Spaniens Sieg gegen die Türkei Der neue alte Favorit

Álvaro Morata (l.) feiert das 1:0
Foto: Eddie Keogh/ REUTERSAusgangslage: Spanien. Da weiß man gar nicht, wo man anfangen soll vor lauter Superlativen. 2010 Weltmeister, 2008 und 2012 Europameister, seit 13 EM-Spielen unbesiegt, zudem seit sechs EM-Partien ohne Gegentor. Mit dem Turnier-Triumph wären die Spanier die erste Mannschaft, die die EM drei Mal in Folge gewonnen hat. Dann aber: Der Stolperstart. 1:0 gegen Tschechien, nicht gerade eine Fußballgröße. Der Sieg gelang erst durch ein Kopfballtor des Abwehrrecken Gerard Piqué, in der - Sie erinnern sich, wir sind bei der EM der späten Tore - 87. Minute. Nach wie vor lautet die große Frage des Turniers, ach was, des Weltfußballs, ob Spanien der Generationswechsel gelingt. Und die Türkei? Schwer zu sagen. Eigentlich immer für eine Überraschung gut. Aber bei der 0:1-Auftaktniederlage gegen Kroatien äußerst harmlos.

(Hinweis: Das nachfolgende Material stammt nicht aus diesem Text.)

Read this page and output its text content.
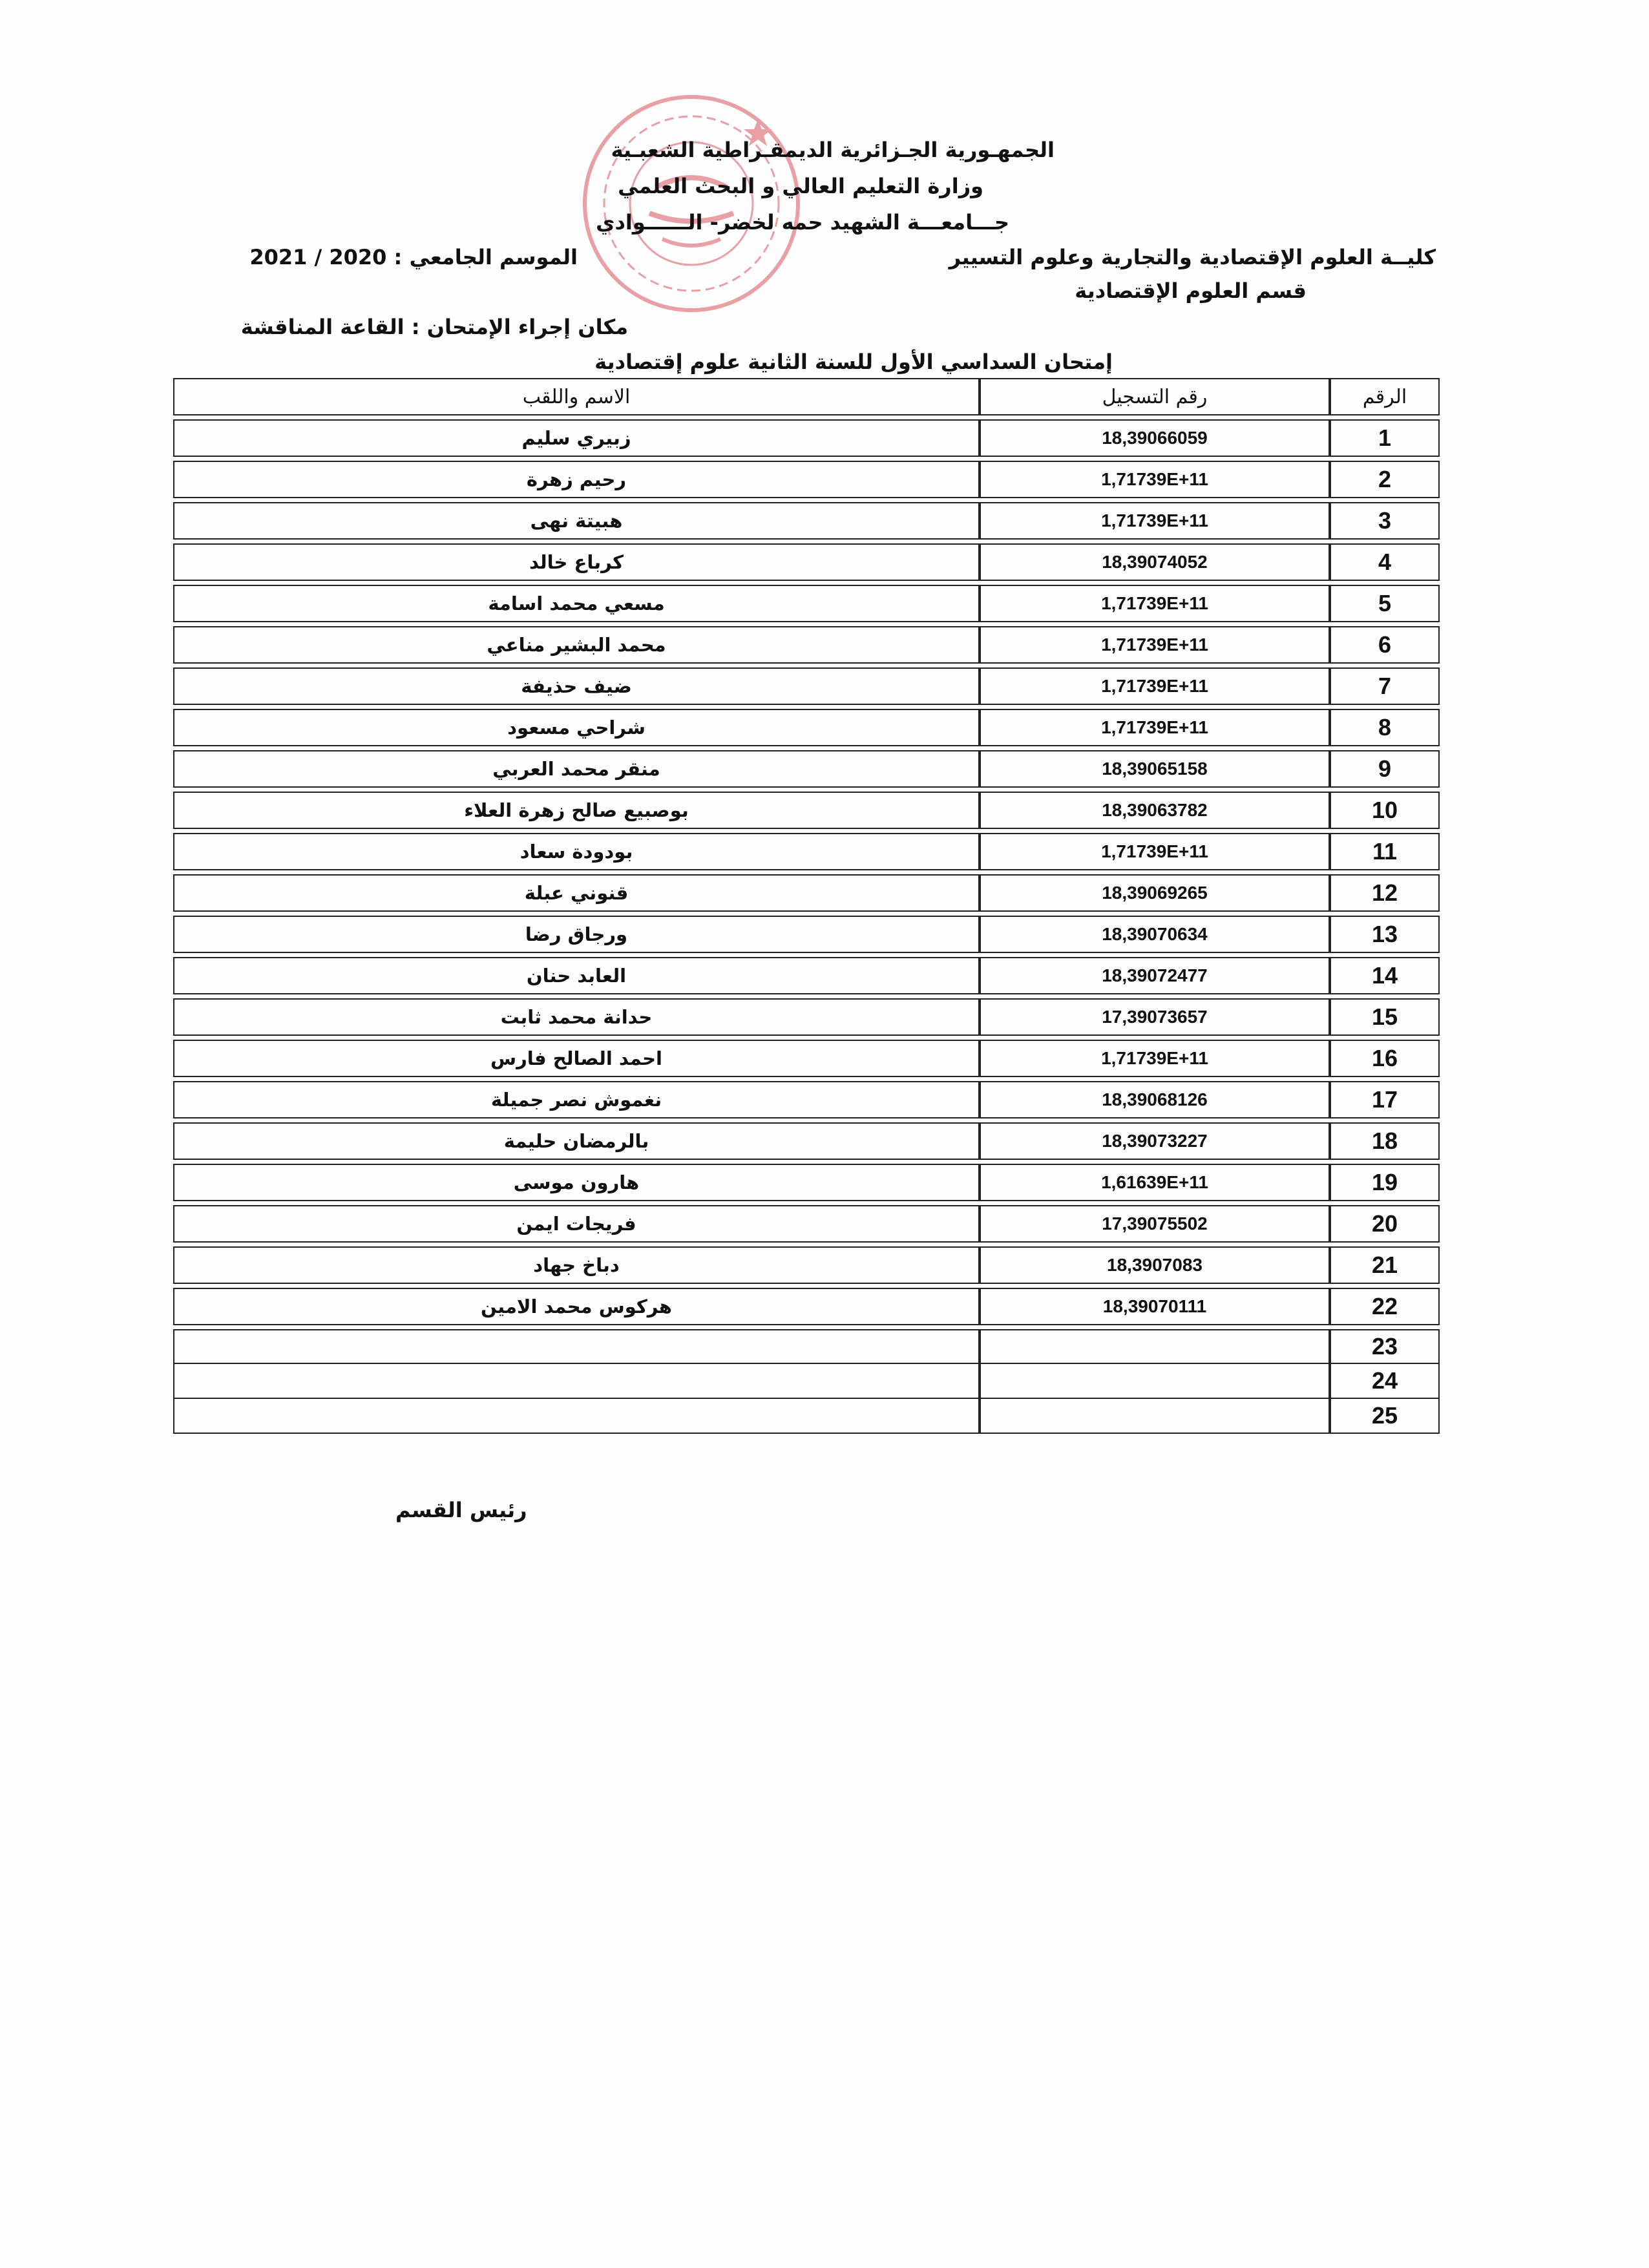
الجمهـورية الجـزائرية الديمقـراطية الشعبـية
وزارة التعليم العالي و البحث العلمي
جـــامعـــة الشهيد حمه لخضر- الــــــوادي
كليــة العلوم الإقتصادية والتجارية وعلوم التسيير
الموسم الجامعي : 2020 / 2021
قسم العلوم الإقتصادية
مكان إجراء الإمتحان : القاعة المناقشة
إمتحان السداسي الأول للسنة الثانية علوم إقتصادية
الاسم واللقب	رقم التسجيل	الرقم
زبيري سليم	18,39066059	1
رحيم زهرة	1,71739E+11	2
هبيتة نهى	1,71739E+11	3
كرباع خالد	18,39074052	4
مسعي محمد اسامة	1,71739E+11	5
محمد البشير مناعي	1,71739E+11	6
ضيف حذيفة	1,71739E+11	7
شراحي مسعود	1,71739E+11	8
منقر محمد العربي	18,39065158	9
بوصبيع صالح زهرة العلاء	18,39063782	10
بودودة سعاد	1,71739E+11	11
قنوني عبلة	18,39069265	12
ورجاق رضا	18,39070634	13
العابد حنان	18,39072477	14
حدانة محمد ثابت	17,39073657	15
احمد الصالح فارس	1,71739E+11	16
نغموش نصر جميلة	18,39068126	17
بالرمضان حليمة	18,39073227	18
هارون موسى	1,61639E+11	19
فريجات ايمن	17,39075502	20
دباخ جهاد	18,3907083	21
هركوس محمد الامين	18,39070111	22
23
24
25
رئيس القسم
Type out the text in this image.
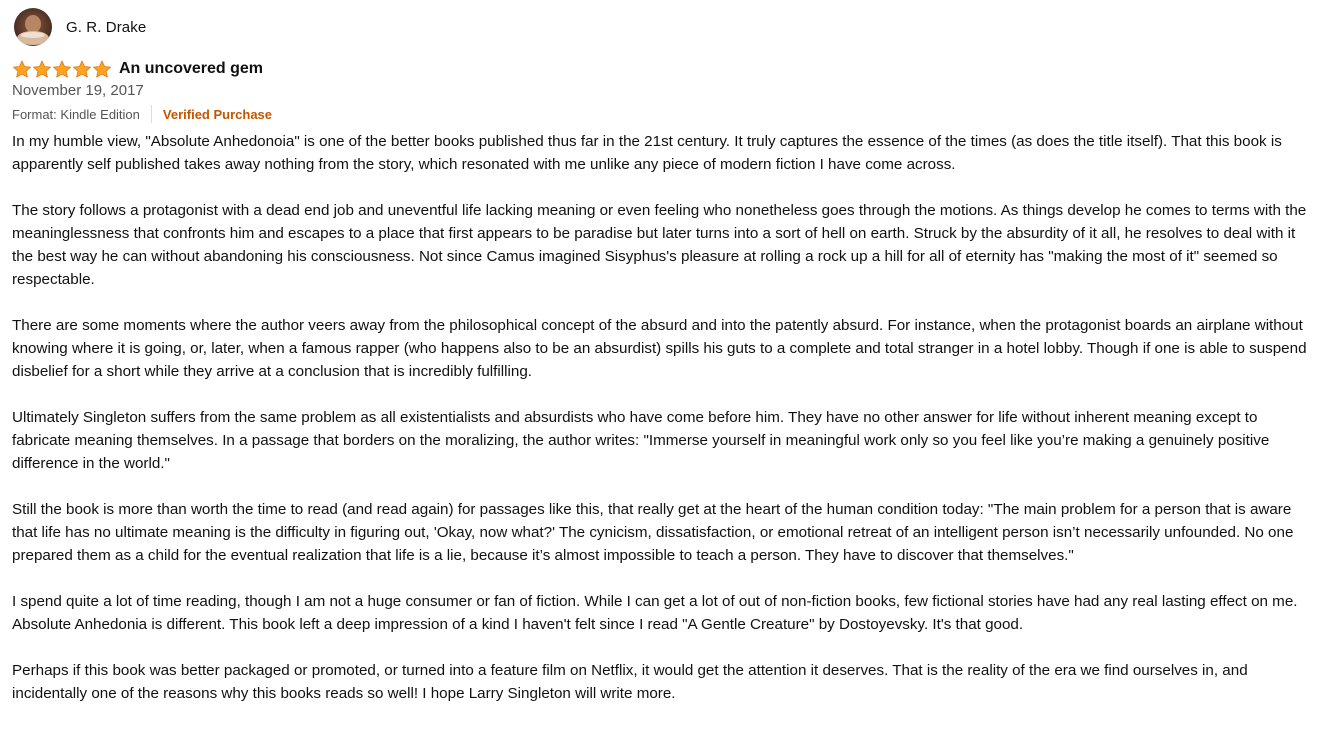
G. R. Drake
An uncovered gem
November 19, 2017
Format: Kindle Edition Verified Purchase

In my humble view, "Absolute Anhedonoia" is one of the better books published thus far in the 21st century. It truly captures the essence of the times (as does the title itself). That this book is apparently self published takes away nothing from the story, which resonated with me unlike any piece of modern fiction I have come across.

The story follows a protagonist with a dead end job and uneventful life lacking meaning or even feeling who nonetheless goes through the motions. As things develop he comes to terms with the meaninglessness that confronts him and escapes to a place that first appears to be paradise but later turns into a sort of hell on earth. Struck by the absurdity of it all, he resolves to deal with it the best way he can without abandoning his consciousness. Not since Camus imagined Sisyphus's pleasure at rolling a rock up a hill for all of eternity has "making the most of it" seemed so respectable.

There are some moments where the author veers away from the philosophical concept of the absurd and into the patently absurd. For instance, when the protagonist boards an airplane without knowing where it is going, or, later, when a famous rapper (who happens also to be an absurdist) spills his guts to a complete and total stranger in a hotel lobby. Though if one is able to suspend disbelief for a short while they arrive at a conclusion that is incredibly fulfilling.

Ultimately Singleton suffers from the same problem as all existentialists and absurdists who have come before him. They have no other answer for life without inherent meaning except to fabricate meaning themselves. In a passage that borders on the moralizing, the author writes: "Immerse yourself in meaningful work only so you feel like you’re making a genuinely positive difference in the world."

Still the book is more than worth the time to read (and read again) for passages like this, that really get at the heart of the human condition today: "The main problem for a person that is aware that life has no ultimate meaning is the difficulty in figuring out, 'Okay, now what?' The cynicism, dissatisfaction, or emotional retreat of an intelligent person isn’t necessarily unfounded. No one prepared them as a child for the eventual realization that life is a lie, because it’s almost impossible to teach a person. They have to discover that themselves."

I spend quite a lot of time reading, though I am not a huge consumer or fan of fiction. While I can get a lot of out of non-fiction books, few fictional stories have had any real lasting effect on me. Absolute Anhedonia is different. This book left a deep impression of a kind I haven't felt since I read "A Gentle Creature" by Dostoyevsky. It's that good.

Perhaps if this book was better packaged or promoted, or turned into a feature film on Netflix, it would get the attention it deserves. That is the reality of the era we find ourselves in, and incidentally one of the reasons why this books reads so well! I hope Larry Singleton will write more.
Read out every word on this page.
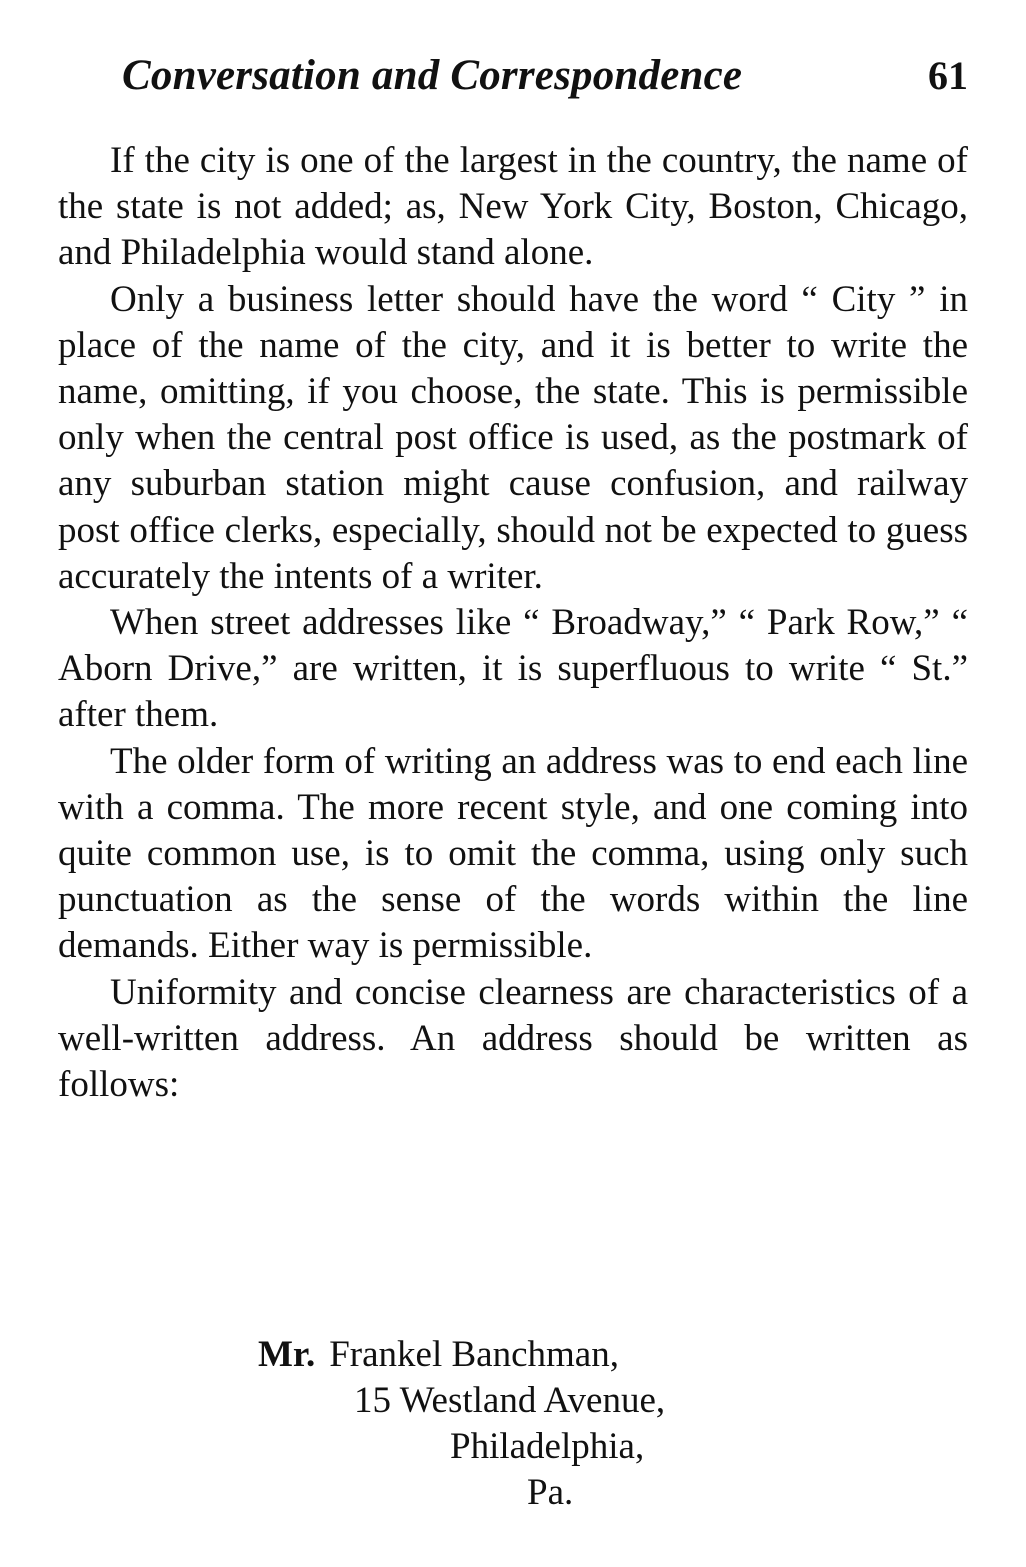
Conversation and Correspondence	61

If the city is one of the largest in the country, the name of the state is not added; as, New York City, Boston, Chicago, and Philadelphia would stand alone.

Only a business letter should have the word “ City ” in place of the name of the city, and it is better to write the name, omitting, if you choose, the state. This is permissible only when the central post office is used, as the postmark of any suburban station might cause confusion, and railway post office clerks, especially, should not be expected to guess accurately the intents of a writer.

When street addresses like “ Broadway,” “ Park Row,” “ Aborn Drive,” are written, it is superfluous to write “ St.” after them.

The older form of writing an address was to end each line with a comma. The more recent style, and one coming into quite common use, is to omit the comma, using only such punctuation as the sense of the words within the line demands. Either way is permissible.

Uniformity and concise clearness are characteristics of a well-written address. An address should be written as follows:

Mr. Frankel Banchman,
15 Westland Avenue,
Philadelphia,
Pa.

Sieg gegen die Türkei: Spanische Dominanz
Das Ergebnis: 3:0 für die Spanier, die damit ins Achtelfinale einziehen. Hier geht's zum Spielbericht.
Die Startaufstellungen:
Spanien: De Gea - Alba (81. Azpilicueta), Ramos, Pique, Juanfran - Busquets, Iniesta, Fabregas (71. Koke) - Nolito, Morata, Silva (64. Soriano)
Türkei: Babacan - Gönül, Popal, Balta, Caner - Selcuk (70. Malli), Oguzhan (62. Sahan), Tufan - Turan, Burak, Calhanoglu (46. Sahin)
Die erste Hälfte: Hitziger Start. Sergio Ramos geht noch übermotivierter in das Match, als Sami Khedira gegen Polen. Noch keine Minute ist gespielt, da sieht der spanische Kapitän Gelb. Auch die Türkei legt engagiert los. In der neunten Minute bekommt Burak Yilmaz nach einer Handabwehr, wie man sie eher aus dem Rugby kennt, ebenfalls Gelb. Spielerisch lange ausgeglichen. Jordi Alba bringt den Ball in der elften Minute nach innen, Álvaro Morata läuft ein, aber Hakan Balta klärt an den Außenpfosten. Auf der Gegenseite: Hakan Calhanoglu mit einem Freistoß aus rund dreißig Metern. Da guckt man ja sehr gespannt hin. Aber dann fliegt der Ball nicht nur über die Mauer, sondern auch übers Tor. In der 34. Minute der Bruch: Flanke von Nolito auf Morata, der per Kopf trifft. Nur drei Minuten später Rollenwechsel: Morata flankt auf Nolito, der frei vorm türkischen Torwart auftaucht und einschiebt. In nicht mal 180 Sekunden übernehmen die Spanier das Spiel.
Die zweite Hälfte: Geht so weiter, wie die erste zu Ende gegangen ist: Der Treffer von Morata nach Flachpassspiel von Andrés Iniesta und Jordi Alba kommt lässig wie ein Trainingstor daher (48. Minute). Ist allerdings abseits, was das Schiedsrichtergespann um Milorad Mazic übersieht. Dann: nichts mehr. Man hätte das Spiel nach der 48. Minute abpfeifen können.
Die Stimmung: Ganz schön viele Plätze leer. Christian Estrosi, der Präsident der Region Provence-Alpes-Côte d'Azur, in der Nizza liegt, wollte sich mit dem Stadion ein Denkmal setzen. Dummerweise wurden beim Bau sowohl die Parkplätze als auch die Zug- und Straßenbahnanbindung vergessen. Und das Stadion liegt in einem Industrieviertel. Die Stadt Nizza hat Fans deswegen geraten, sich besonders früh auf den Weg zu machen. Hat's geholfen? Während des Spiels kamen die ersten Meldungen über Fans, die im Stau stecken geblieben seien. Die werden sich gefreut haben.
Die Bildzensur des Spiels: Die EM ist ja ein Turnier der Uefa. Und die Uefa will uns knitterfreien Kitsch präsentieren, der uns auch bloß keinen Schrecken einjagt. Also wird nicht gezeigt, wie da ein türkischer Fan aufs Spielfeld rennen will, aber von Ordnern gestoppt wird. ARD und ZDF haben bereits gegen die Bildauswahl der Uefa protestiert. Ändern wird das nichts.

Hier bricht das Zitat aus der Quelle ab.